The long awaited Tenacious D film arrives, and in its wake comes the soundtrack. Don’t be fooled though, The Pick Of Destiny serves as a soundtrack alone. Don’t buy this blindly thinking that this is a full D release, because it falls a long way short.
Comedy albums can be a hit and miss affair, and whereas their first album hit the mark perfectly, The Pick of Destiny swings wildly and misses. To be fair though, it is an album that accompanies a film, and as such the content is wholly tied to the movie, which doesn’t allow The D to spread their wings fully. Many of these songs are bogged down in exposition, their only reason to exist being to forward the story of The Pick of Destiny. If the movie didn’t exist, you’d have to look at this as a pretty awful concept album (but then there are very few concept albums that aren’t pretty awful).
It’s not all bad though. There are several moments that are genuinely funny, and brilliant musically (which is quite important when you are the self proclaimed “Greatest Band in The World).
The story of Tenacious D becoming the greatest band in the world by finding The Pick Of Destiny starts with the cleverly arranged Kickapoo. Awash with profanity (Jack Black has a way of using “fuckin'” as punctuation), it starts life as a no-brainer rock song before Meat Loaf and Ronnie James Dio join the action, at which point it continues life as a no-brainer rock song in the style of Honky Tonk Women getting it on with Judas Priest.
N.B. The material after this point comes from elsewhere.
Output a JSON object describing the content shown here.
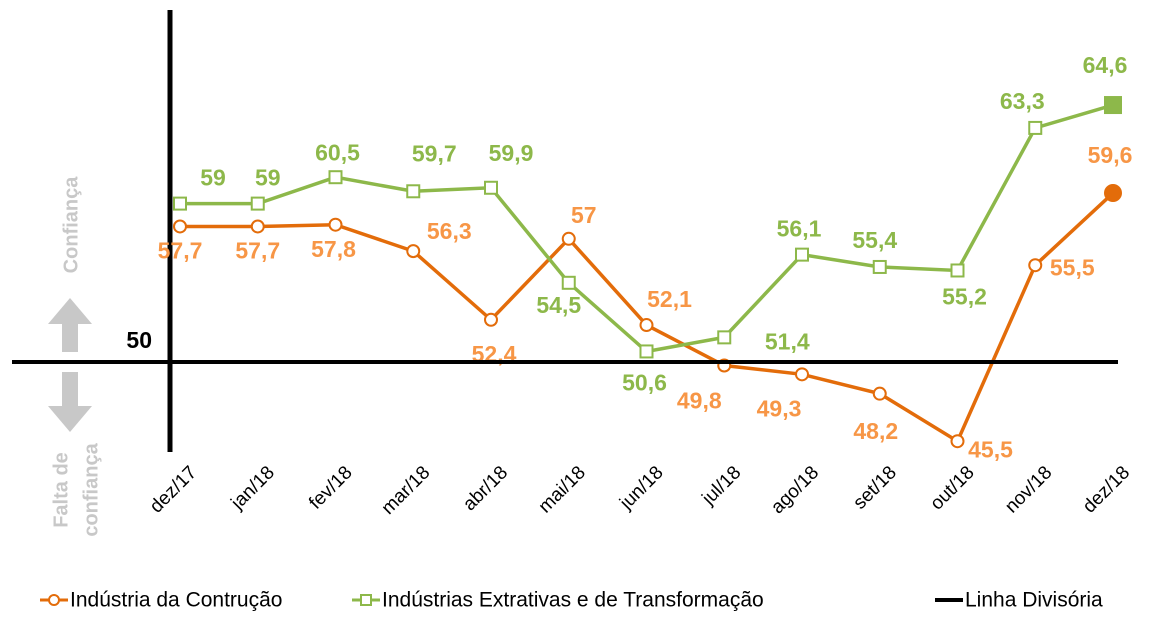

As a send up of the goblin fearing ’70s rock it works perfectly, and it is in these moments that Tenacious D are at their best. They may be taking the piss but they do it with a huge amount of affection rather than malice.
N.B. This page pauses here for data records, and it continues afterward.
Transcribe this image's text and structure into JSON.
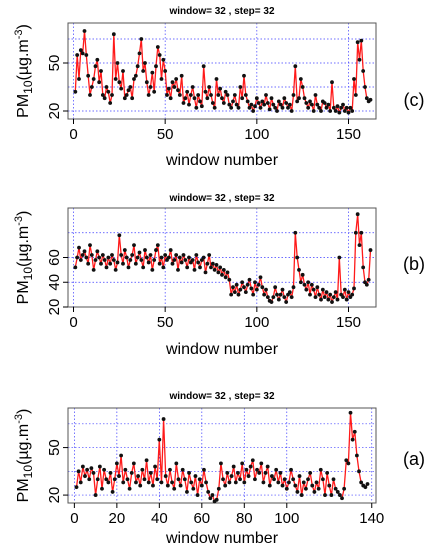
{
  "chart_data": [
    {
      "type": "line",
      "panel_label": "(c)",
      "title": "window= 32 , step= 32",
      "xlabel": "window number",
      "ylabel_prefix": "PM",
      "ylabel_sub": "10",
      "ylabel_unit": "(µg.m",
      "ylabel_sup": "-3",
      "ylabel_close": ")",
      "xlim": [
        -3,
        165
      ],
      "ylim": [
        15,
        75
      ],
      "x_ticks": [
        "0",
        "50",
        "100",
        "150"
      ],
      "y_ticks": [
        "20",
        "50"
      ],
      "x_tick_values": [
        0,
        50,
        100,
        150
      ],
      "y_tick_values": [
        20,
        50
      ],
      "x_grid": [
        0,
        50,
        100,
        150
      ],
      "y_grid": [
        20,
        35,
        50,
        65
      ],
      "grid": true,
      "colors": {
        "line": "#ff1a1a",
        "points": "#111111",
        "grid": "#3c3cff"
      },
      "x": [
        1,
        2,
        3,
        4,
        5,
        6,
        7,
        8,
        9,
        10,
        11,
        12,
        13,
        14,
        15,
        16,
        17,
        18,
        19,
        20,
        21,
        22,
        23,
        24,
        25,
        26,
        27,
        28,
        29,
        30,
        31,
        32,
        33,
        34,
        35,
        36,
        37,
        38,
        39,
        40,
        41,
        42,
        43,
        44,
        45,
        46,
        47,
        48,
        49,
        50,
        51,
        52,
        53,
        54,
        55,
        56,
        57,
        58,
        59,
        60,
        61,
        62,
        63,
        64,
        65,
        66,
        67,
        68,
        69,
        70,
        71,
        72,
        73,
        74,
        75,
        76,
        77,
        78,
        79,
        80,
        81,
        82,
        83,
        84,
        85,
        86,
        87,
        88,
        89,
        90,
        91,
        92,
        93,
        94,
        95,
        96,
        97,
        98,
        99,
        100,
        101,
        102,
        103,
        104,
        105,
        106,
        107,
        108,
        109,
        110,
        111,
        112,
        113,
        114,
        115,
        116,
        117,
        118,
        119,
        120,
        121,
        122,
        123,
        124,
        125,
        126,
        127,
        128,
        129,
        130,
        131,
        132,
        133,
        134,
        135,
        136,
        137,
        138,
        139,
        140,
        141,
        142,
        143,
        144,
        145,
        146,
        147,
        148,
        149,
        150,
        151,
        152,
        153,
        154,
        155,
        156,
        157,
        158,
        159,
        160,
        161,
        162
      ],
      "y": [
        32,
        55,
        40,
        58,
        56,
        70,
        55,
        42,
        30,
        35,
        40,
        48,
        52,
        38,
        45,
        30,
        28,
        35,
        32,
        25,
        30,
        68,
        40,
        50,
        38,
        34,
        45,
        28,
        30,
        33,
        35,
        28,
        40,
        42,
        48,
        56,
        65,
        45,
        50,
        38,
        30,
        35,
        44,
        32,
        48,
        60,
        55,
        40,
        52,
        45,
        30,
        34,
        28,
        38,
        35,
        40,
        33,
        30,
        42,
        25,
        28,
        32,
        24,
        30,
        35,
        28,
        22,
        30,
        26,
        23,
        48,
        32,
        28,
        35,
        30,
        25,
        22,
        40,
        30,
        34,
        28,
        25,
        32,
        30,
        24,
        22,
        26,
        30,
        24,
        22,
        35,
        28,
        42,
        30,
        26,
        22,
        24,
        20,
        23,
        28,
        25,
        22,
        26,
        24,
        30,
        25,
        21,
        28,
        24,
        22,
        20,
        26,
        24,
        22,
        28,
        25,
        22,
        24,
        20,
        30,
        48,
        26,
        28,
        40,
        35,
        28,
        25,
        22,
        26,
        24,
        20,
        30,
        24,
        22,
        20,
        26,
        25,
        22,
        24,
        20,
        38,
        22,
        20,
        23,
        19,
        22,
        24,
        20,
        22,
        19,
        22,
        20,
        40,
        30,
        63,
        52,
        64,
        45,
        35,
        28,
        26,
        27
      ]
    },
    {
      "type": "line",
      "panel_label": "(b)",
      "title": "window= 32 , step= 32",
      "xlabel": "window number",
      "ylabel_prefix": "PM",
      "ylabel_sub": "10",
      "ylabel_unit": "(µg.m",
      "ylabel_sup": "-3",
      "ylabel_close": ")",
      "xlim": [
        -3,
        165
      ],
      "ylim": [
        20,
        100
      ],
      "x_ticks": [
        "0",
        "50",
        "100",
        "150"
      ],
      "y_ticks": [
        "20",
        "40",
        "60"
      ],
      "x_tick_values": [
        0,
        50,
        100,
        150
      ],
      "y_tick_values": [
        20,
        40,
        60
      ],
      "x_grid": [
        0,
        50,
        100,
        150
      ],
      "y_grid": [
        20,
        40,
        60,
        80
      ],
      "grid": true,
      "colors": {
        "line": "#ff1a1a",
        "points": "#111111",
        "grid": "#3c3cff"
      },
      "x": [
        1,
        2,
        3,
        4,
        5,
        6,
        7,
        8,
        9,
        10,
        11,
        12,
        13,
        14,
        15,
        16,
        17,
        18,
        19,
        20,
        21,
        22,
        23,
        24,
        25,
        26,
        27,
        28,
        29,
        30,
        31,
        32,
        33,
        34,
        35,
        36,
        37,
        38,
        39,
        40,
        41,
        42,
        43,
        44,
        45,
        46,
        47,
        48,
        49,
        50,
        51,
        52,
        53,
        54,
        55,
        56,
        57,
        58,
        59,
        60,
        61,
        62,
        63,
        64,
        65,
        66,
        67,
        68,
        69,
        70,
        71,
        72,
        73,
        74,
        75,
        76,
        77,
        78,
        79,
        80,
        81,
        82,
        83,
        84,
        85,
        86,
        87,
        88,
        89,
        90,
        91,
        92,
        93,
        94,
        95,
        96,
        97,
        98,
        99,
        100,
        101,
        102,
        103,
        104,
        105,
        106,
        107,
        108,
        109,
        110,
        111,
        112,
        113,
        114,
        115,
        116,
        117,
        118,
        119,
        120,
        121,
        122,
        123,
        124,
        125,
        126,
        127,
        128,
        129,
        130,
        131,
        132,
        133,
        134,
        135,
        136,
        137,
        138,
        139,
        140,
        141,
        142,
        143,
        144,
        145,
        146,
        147,
        148,
        149,
        150,
        151,
        152,
        153,
        154,
        155,
        156,
        157,
        158,
        159,
        160,
        161,
        162
      ],
      "y": [
        52,
        60,
        68,
        58,
        62,
        65,
        60,
        55,
        70,
        62,
        50,
        58,
        65,
        60,
        55,
        62,
        58,
        52,
        60,
        55,
        62,
        58,
        50,
        56,
        78,
        62,
        55,
        66,
        60,
        52,
        58,
        62,
        70,
        55,
        60,
        64,
        58,
        52,
        66,
        60,
        56,
        62,
        50,
        58,
        66,
        70,
        55,
        60,
        52,
        62,
        58,
        60,
        66,
        55,
        58,
        62,
        50,
        60,
        56,
        62,
        58,
        52,
        60,
        56,
        58,
        50,
        62,
        56,
        52,
        58,
        60,
        48,
        55,
        62,
        52,
        55,
        50,
        54,
        48,
        52,
        46,
        50,
        44,
        48,
        42,
        30,
        36,
        32,
        38,
        30,
        34,
        40,
        36,
        32,
        38,
        42,
        35,
        30,
        40,
        34,
        38,
        44,
        36,
        30,
        34,
        28,
        25,
        24,
        28,
        36,
        30,
        26,
        30,
        34,
        28,
        24,
        30,
        32,
        28,
        36,
        80,
        60,
        50,
        40,
        46,
        38,
        34,
        40,
        30,
        38,
        34,
        28,
        36,
        30,
        26,
        34,
        28,
        32,
        26,
        30,
        24,
        28,
        32,
        26,
        60,
        30,
        28,
        34,
        26,
        32,
        28,
        30,
        35,
        80,
        95,
        70,
        80,
        52,
        40,
        38,
        42,
        66
      ]
    },
    {
      "type": "line",
      "panel_label": "(a)",
      "title": "window= 32 , step= 32",
      "xlabel": "window number",
      "ylabel_prefix": "PM",
      "ylabel_sub": "10",
      "ylabel_unit": "(µg.m",
      "ylabel_sup": "-3",
      "ylabel_close": ")",
      "xlim": [
        -3,
        142
      ],
      "ylim": [
        15,
        75
      ],
      "x_ticks": [
        "0",
        "20",
        "40",
        "60",
        "80",
        "100",
        "140"
      ],
      "y_ticks": [
        "20",
        "50"
      ],
      "x_tick_values": [
        0,
        20,
        40,
        60,
        80,
        100,
        140
      ],
      "y_tick_values": [
        20,
        50
      ],
      "x_grid": [
        0,
        20,
        40,
        60,
        80,
        100,
        140
      ],
      "y_grid": [
        20,
        35,
        50,
        65
      ],
      "grid": true,
      "colors": {
        "line": "#ff1a1a",
        "points": "#111111",
        "grid": "#3c3cff"
      },
      "x": [
        1,
        2,
        3,
        4,
        5,
        6,
        7,
        8,
        9,
        10,
        11,
        12,
        13,
        14,
        15,
        16,
        17,
        18,
        19,
        20,
        21,
        22,
        23,
        24,
        25,
        26,
        27,
        28,
        29,
        30,
        31,
        32,
        33,
        34,
        35,
        36,
        37,
        38,
        39,
        40,
        41,
        42,
        43,
        44,
        45,
        46,
        47,
        48,
        49,
        50,
        51,
        52,
        53,
        54,
        55,
        56,
        57,
        58,
        59,
        60,
        61,
        62,
        63,
        64,
        65,
        66,
        67,
        68,
        69,
        70,
        71,
        72,
        73,
        74,
        75,
        76,
        77,
        78,
        79,
        80,
        81,
        82,
        83,
        84,
        85,
        86,
        87,
        88,
        89,
        90,
        91,
        92,
        93,
        94,
        95,
        96,
        97,
        98,
        99,
        100,
        101,
        102,
        103,
        104,
        105,
        106,
        107,
        108,
        109,
        110,
        111,
        112,
        113,
        114,
        115,
        116,
        117,
        118,
        119,
        120,
        121,
        122,
        123,
        124,
        125,
        126,
        127,
        128,
        129,
        130,
        131,
        132,
        133,
        134,
        135,
        136,
        137,
        138
      ],
      "y": [
        25,
        35,
        28,
        38,
        32,
        36,
        30,
        37,
        34,
        20,
        30,
        38,
        24,
        36,
        30,
        28,
        34,
        22,
        30,
        40,
        32,
        45,
        28,
        36,
        30,
        24,
        34,
        40,
        28,
        32,
        26,
        36,
        30,
        42,
        28,
        34,
        26,
        38,
        30,
        55,
        28,
        68,
        32,
        26,
        36,
        28,
        24,
        40,
        30,
        26,
        36,
        30,
        22,
        34,
        28,
        24,
        32,
        20,
        30,
        26,
        36,
        28,
        22,
        18,
        20,
        16,
        17,
        24,
        40,
        30,
        26,
        34,
        28,
        32,
        38,
        28,
        34,
        30,
        40,
        28,
        36,
        32,
        38,
        42,
        30,
        36,
        34,
        40,
        28,
        34,
        38,
        26,
        32,
        30,
        36,
        28,
        34,
        26,
        30,
        24,
        28,
        36,
        30,
        26,
        22,
        32,
        20,
        28,
        24,
        30,
        34,
        26,
        22,
        28,
        24,
        36,
        30,
        20,
        34,
        26,
        20,
        30,
        24,
        22,
        20,
        18,
        24,
        42,
        40,
        72,
        55,
        60,
        45,
        35,
        28,
        26,
        25,
        27
      ]
    }
  ]
}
Master Exploder finds Jack Black boasting that he doesn’t need a microphone because his voice is so fuckin’ huge. Which to be fair it is. Had he been born a few years earlier he would probably have been squeezed into spandex, fighting with dragons on stage whilst belting out a melodramatic falsetto to a rock version of Beethoven’s Ninth.
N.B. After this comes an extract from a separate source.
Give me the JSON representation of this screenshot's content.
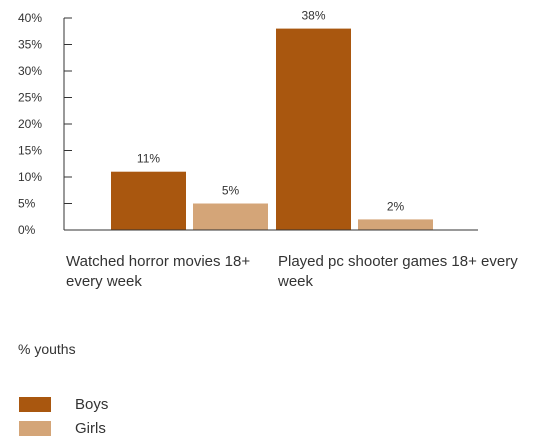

The mix of folk and metal that is Tenacious D’s sound veers distinctly towards the folk side on Papagenu (He’s My Sassafrass) as pan pipes lead the way on this unusual tale of man sasquatch love.
BUT – fear not metal heads, because the metal is back for Break In City, and Chase City. Metal they may be, but they are also entirely disposable filler. Beelzeboss (The Final Showdown) is a work of genius however, being a five minute epic that changes mood and tempo continually whilst telling the story of the rock-off between The D and The Devil. It of course features the words “cock” and “fuck” in large quantities, as well as some mighty riffs and drumming from Dave Grohl. It may well be the only song on the album that rivals the likes of Wonderboy or Tribute from the first album.
The Pick of Destiny feels like a bit of a missed opportunity with only two or three songs really standing on their own while the others feel far too much like plot devices, which of course is exactly what they are.
When they’re on form Tenacious D can count themselves alongside the likes of The Rutles, Spinal Tap, and A Mighty Wind, in terms of parody. However, this album does little to suggest that they found The Pick Of Destiny, as this soundtrack rarely sounds as if it was made by the greatest band in the world.